Yeah, so you know it’s a given that neighborhoods are essential for maintaining physical health in older adults, but the mechanism is still not fully understood. There’s been some interesting work showing when stress becomes biologically embedded, this occurs at the organelle level, often within the mitochondria. We also know that physical activity influences mitochondrial function. I’m excited about using causal mediation analysis to quantify how the built and social neighborhood environment ‘get under the skin’ to influence mitochondrial function and ultimately how this influences muscle health among older adults. In other words, this work will hopefully bring us closer to understanding how physical activity and mitochondrial bioenergetics might mediate the relationship between neighborhoods and muscle health.
What brought you to this work, and what made you integrate social science into biology?
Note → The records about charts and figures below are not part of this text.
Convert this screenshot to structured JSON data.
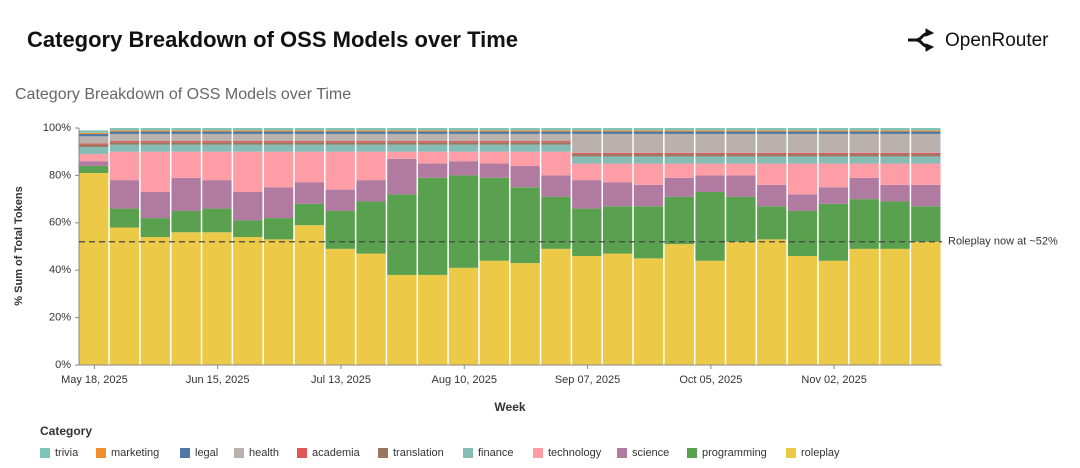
{
  "header": {
    "title": "Category Breakdown of OSS Models over Time",
    "brand": "OpenRouter"
  },
  "chart_data": {
    "type": "stacked-bar",
    "title": "Category Breakdown of OSS Models over Time",
    "x_label": "Week",
    "y_label": "% Sum of Total Tokens",
    "categories": [
      "May 18, 2025",
      null,
      null,
      null,
      "Jun 15, 2025",
      null,
      null,
      null,
      "Jul 13, 2025",
      null,
      null,
      null,
      "Aug 10, 2025",
      null,
      null,
      null,
      "Sep 07, 2025",
      null,
      null,
      null,
      "Oct 05, 2025",
      null,
      null,
      null,
      "Nov 02, 2025",
      null,
      null,
      null
    ],
    "ylim": [
      0,
      100
    ],
    "yticks": [
      {
        "value": 0,
        "label": "0%"
      },
      {
        "value": 20,
        "label": "20%"
      },
      {
        "value": 40,
        "label": "40%"
      },
      {
        "value": 60,
        "label": "60%"
      },
      {
        "value": 80,
        "label": "80%"
      },
      {
        "value": 100,
        "label": "100%"
      }
    ],
    "legend_title": "Category",
    "annotation": {
      "text": "Roleplay now at ~52%",
      "value": 52
    },
    "series": [
      {
        "name": "roleplay",
        "color": "#edc948",
        "values": [
          81,
          58,
          54,
          56,
          56,
          54,
          53,
          59,
          49,
          47,
          38,
          38,
          41,
          44,
          43,
          49,
          46,
          47,
          45,
          51,
          44,
          52,
          53,
          46,
          44,
          49,
          49,
          52
        ]
      },
      {
        "name": "programming",
        "color": "#59a14f",
        "values": [
          3,
          8,
          8,
          9,
          10,
          7,
          9,
          9,
          16,
          22,
          34,
          41,
          39,
          35,
          32,
          22,
          20,
          20,
          22,
          20,
          29,
          19,
          14,
          19,
          24,
          21,
          20,
          15
        ]
      },
      {
        "name": "science",
        "color": "#b07aa1",
        "values": [
          2,
          12,
          11,
          14,
          12,
          12,
          13,
          9,
          9,
          9,
          15,
          6,
          6,
          6,
          9,
          9,
          12,
          10,
          9,
          8,
          7,
          9,
          9,
          7,
          7,
          9,
          7,
          9
        ]
      },
      {
        "name": "technology",
        "color": "#ff9da7",
        "values": [
          3,
          12,
          17,
          11,
          12,
          17,
          15,
          13,
          16,
          12,
          3,
          5,
          4,
          5,
          6,
          10,
          7,
          8,
          9,
          6,
          5,
          5,
          9,
          13,
          10,
          6,
          9,
          9
        ]
      },
      {
        "name": "finance",
        "color": "#86bcb6",
        "values": [
          3,
          3,
          3,
          3,
          3,
          3,
          3,
          3,
          3,
          3,
          3,
          3,
          3,
          3,
          3,
          3,
          3,
          3,
          3,
          3,
          3,
          3,
          3,
          3,
          3,
          3,
          3,
          3
        ]
      },
      {
        "name": "translation",
        "color": "#9c755f",
        "values": [
          1,
          1,
          1,
          1,
          1,
          1,
          1,
          1,
          1,
          1,
          1,
          1,
          1,
          1,
          1,
          1,
          1,
          1,
          1,
          1,
          1,
          1,
          1,
          1,
          1,
          1,
          1,
          1
        ]
      },
      {
        "name": "academia",
        "color": "#e15759",
        "values": [
          0.5,
          0.5,
          0.5,
          0.5,
          0.5,
          0.5,
          0.5,
          0.5,
          0.5,
          0.5,
          0.5,
          0.5,
          0.5,
          0.5,
          0.5,
          0.5,
          0.5,
          0.5,
          0.5,
          0.5,
          0.5,
          0.5,
          0.5,
          0.5,
          0.5,
          0.5,
          0.5,
          0.5
        ]
      },
      {
        "name": "health",
        "color": "#bab0ac",
        "values": [
          3,
          3,
          3,
          3,
          3,
          3,
          3,
          3,
          3,
          3,
          3,
          3,
          3,
          3,
          3,
          3,
          8,
          8,
          8,
          8,
          8,
          8,
          8,
          8,
          8,
          8,
          8,
          8
        ]
      },
      {
        "name": "legal",
        "color": "#4e79a7",
        "values": [
          1,
          1,
          1,
          1,
          1,
          1,
          1,
          1,
          1,
          1,
          1,
          1,
          1,
          1,
          1,
          1,
          1,
          1,
          1,
          1,
          1,
          1,
          1,
          1,
          1,
          1,
          1,
          1
        ]
      },
      {
        "name": "marketing",
        "color": "#f28e2b",
        "values": [
          0.5,
          0.5,
          0.5,
          0.5,
          0.5,
          0.5,
          0.5,
          0.5,
          0.5,
          0.5,
          0.5,
          0.5,
          0.5,
          0.5,
          0.5,
          0.5,
          0.5,
          0.5,
          0.5,
          0.5,
          0.5,
          0.5,
          0.5,
          0.5,
          0.5,
          0.5,
          0.5,
          0.5
        ]
      },
      {
        "name": "trivia",
        "color": "#7fc4b8",
        "values": [
          1,
          1,
          1,
          1,
          1,
          1,
          1,
          1,
          1,
          1,
          1,
          1,
          1,
          1,
          1,
          1,
          1,
          1,
          1,
          1,
          1,
          1,
          1,
          1,
          1,
          1,
          1,
          1
        ]
      }
    ]
  }
}
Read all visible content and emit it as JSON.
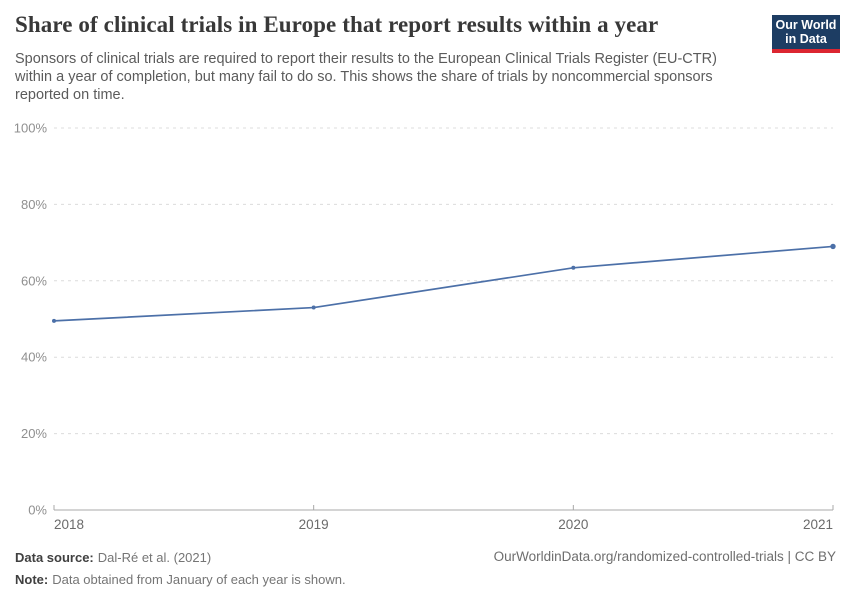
{
  "header": {
    "title": "Share of clinical trials in Europe that report results within a year",
    "subtitle_lines": [
      "Sponsors of clinical trials are required to report their results to the European Clinical Trials Register (EU-CTR)",
      "within a year of completion, but many fail to do so. This shows the share of trials by noncommercial sponsors",
      "reported on time."
    ],
    "logo": {
      "line1": "Our World",
      "line2": "in Data",
      "bg": "#1d3d63",
      "accent": "#dc2631"
    }
  },
  "chart_data": {
    "type": "line",
    "title": "Share of clinical trials in Europe that report results within a year",
    "x": [
      "2018",
      "2019",
      "2020",
      "2021"
    ],
    "series": [
      {
        "name": "Share of trials by noncommercial sponsors reported on time",
        "values": [
          49.5,
          53,
          63.4,
          69
        ],
        "color": "#4c70a8"
      }
    ],
    "ylim": [
      0,
      100
    ],
    "yticks": [
      0,
      20,
      40,
      60,
      80,
      100
    ],
    "ytick_suffix": "%",
    "grid": true,
    "legend": "none",
    "colors": {
      "gridline": "#dcdcdc",
      "axis": "#a8a8a8",
      "ytick_label": "#8f8f8f",
      "xtick_label": "#6b6b6b"
    }
  },
  "footer": {
    "source_label": "Data source:",
    "source_text": "Dal-Ré et al. (2021)",
    "note_label": "Note:",
    "note_text": "Data obtained from January of each year is shown.",
    "right_text": "OurWorldinData.org/randomized-controlled-trials | CC BY"
  }
}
I’d say my broader origin story began when I was working at the New York City Department of Health. I had just finished my MPH, and I was part of a CDC-funded initiative to work with restaurants on how to reduce sodium in their food as a way of preventing cardiovascular disease. As part of that, I rode every single subway line from one end to another and visited pretty much every neighborhood in the city over the course of three years. Day in and day out, I was visiting different restaurants, going to food pantries, and the link between health and place was just so apparent to me. I would go a few subway stops down and be in a completely different neighborhood with completely different access to public transportation, to fresh food, to green spaces, and I really started to understand how health and place are just completely bound up with one another. That’s what brought me back to school to pursue my PhD in epidemiology. I don’t see social science as separate from biology. Even though musculoskeletal health is the cornerstone of basically every aging-related outcome, there’s been very little work done on integrating the social determinants of health into musculoskeletal health, and that’s where my research falls!
How do you see your work as an interdisciplinary scholar?
In my work I have to do a lot of convincing, particularly to clinicians, that the social environment is important for their patients’ health. I’m trying to convince them about the importance of social determinants of health and shifting disease distributions and changing population health. I think it is challenging because clinicians – just like many of us who study health – are trained to focus on the individual person very specifically, even when there is growing evidence that our surroundings can really impact our health. Although it is challenging, I find that being interdisciplinary is an asset because I can communicate across fields. I feel like I’m able to speak to clinicians, to epidemiologists, to biologists, to population health sciences, and that’s actually what brought me to IAPHS!
Yes! Tell us more about that! Why did you decide to become a member of IAPHS?
Around the time that I was wrapping up my dissertation, I was going to all of these very clinical conferences and I felt like a fish out of water. I don’t remember who it was, but someone recommended IAPHS to me, and I just felt so at home here. I think what many of us are trying to do is bridging work- bridging fields, leveraging new methods, new theories— and that’s what it was for me. It felt natural and there was no persuading or convincing needed, we’re all on the same page about the value of interdisciplinary work. It was such a huge attraction and why I encourage others to join!